If the Son sets you free, you will be free indeed. John 8:36
Twenty long years passed before British journalist John McCarthy—a five-year hostage during Lebanon’s grueling civil war—met the man who negotiated his release. When McCarthy finally met U.N. envoy Giandomenico Picco, McCarthy simply said, “Thank you for my freedom!” His heartfelt words carried great weight because Picco had risked his own life during dangerous negotiations to secure freedom for McCarthy and others.
We as believers can relate to such hard-won freedom. Jesus gave up His life—enduring death on a Roman cross—to secure spiritual freedom for all people, including each of us. Now as His children, we know “it is for freedom that Christ has set us free,” the apostle Paul boldly declared (Galatians 5:1).
The gospel of John also teaches of freedom in Christ, noting, “If the Son sets you free, you will be free indeed” (John 8:36).
But free in what ways? In Jesus, we experience freedom not only from sin and its hold on us but also from guilt, shame, worry, Satan’s lies, superstitions, false teaching, and eternal death. No longer hostages, we have freedom to show love to enemies, walk in kindness, live with hope, and love our neighbors. As we follow the Holy Spirit’s leading, we can forgive as we’ve been forgiven.

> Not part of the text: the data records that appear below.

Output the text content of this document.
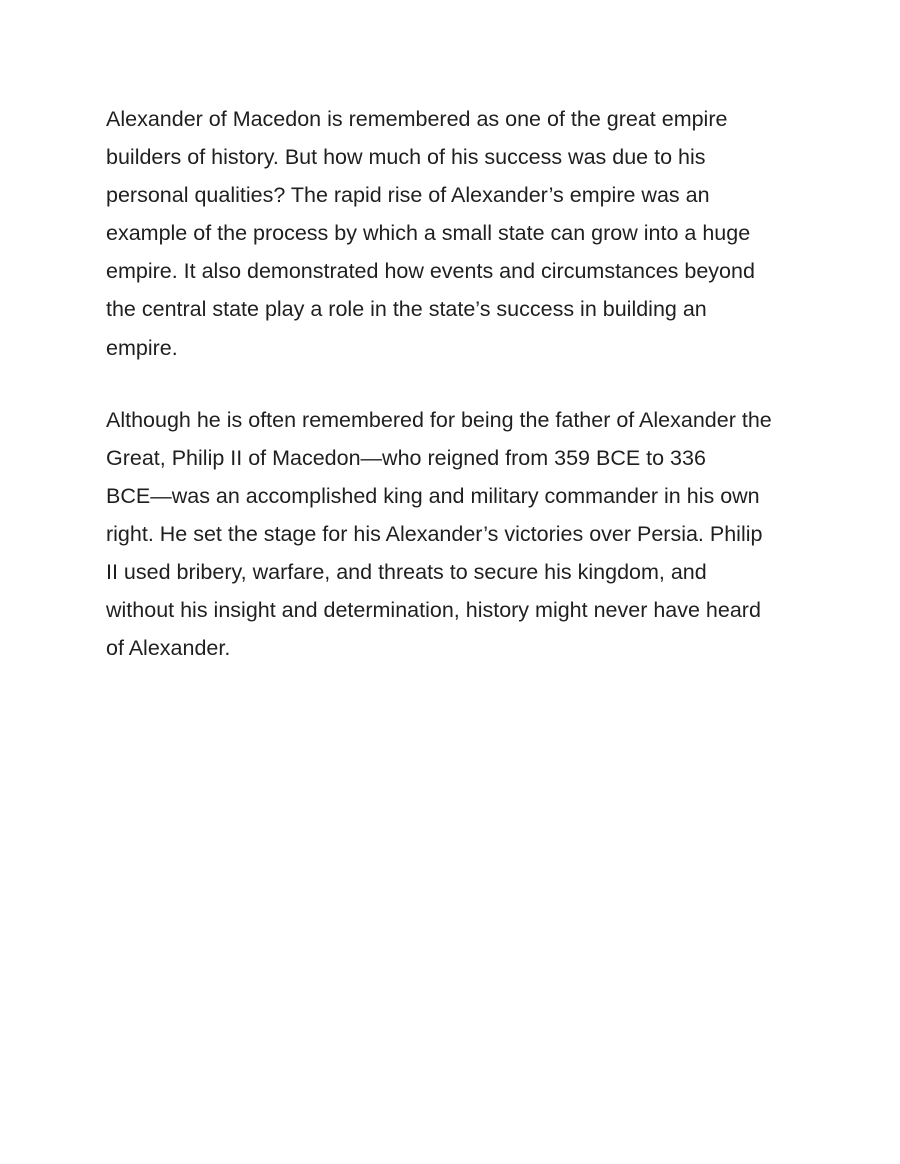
Alexander of Macedon is remembered as one of the great empire
builders of history. But how much of his success was due to his
personal qualities? The rapid rise of Alexander’s empire was an
example of the process by which a small state can grow into a huge
empire. It also demonstrated how events and circumstances beyond
the central state play a role in the state’s success in building an
empire.

Although he is often remembered for being the father of Alexander the
Great, Philip II of Macedon—who reigned from 359 BCE to 336
BCE—was an accomplished king and military commander in his own
right. He set the stage for his Alexander’s victories over Persia. Philip
II used bribery, warfare, and threats to secure his kingdom, and
without his insight and determination, history might never have heard
of Alexander.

For all of this, let’s thank God today. Then let’s love so others will know the power of His freedom too.
What spiritual chains still hold you hostage? As you release those chains to God, what words can you use to thank Him for setting you free?
Dear liberating God, thank You for my freedom—for setting me free from spiritual death and releasing me to love.
The Jews presumptuously believed that their spiritual heritage as Abraham’s descendants had given them a special standing with God—a misguided sense of privilege, immunity, and false spirituality (John 8:33, 39). But they had failed in their responsibility and duty as God’s chosen people (Deuteronomy 10:12–13). Jesus warned the teachers of the law and the Pharisees that they had “neglected the more important matters of the law—justice, mercy and faithfulness” (Matthew 23:23) and “the love of God” (Luke 11:42; see Micah 6:8). Their privileged status as Abraham’s descendants blinded them, causing them to dishonestly say that they had “never been slaves of anyone” (John 8:33), when throughout their history they had been enslaved by Egypt, Assyria, Babylon, Greece, Syria, and Rome. They also refused to see that they were slaves to sin (v. 34). They wouldn’t acknowledge that Jesus is who He claims to be—their promised Messiah (7:26–27, 40–43; 8:25).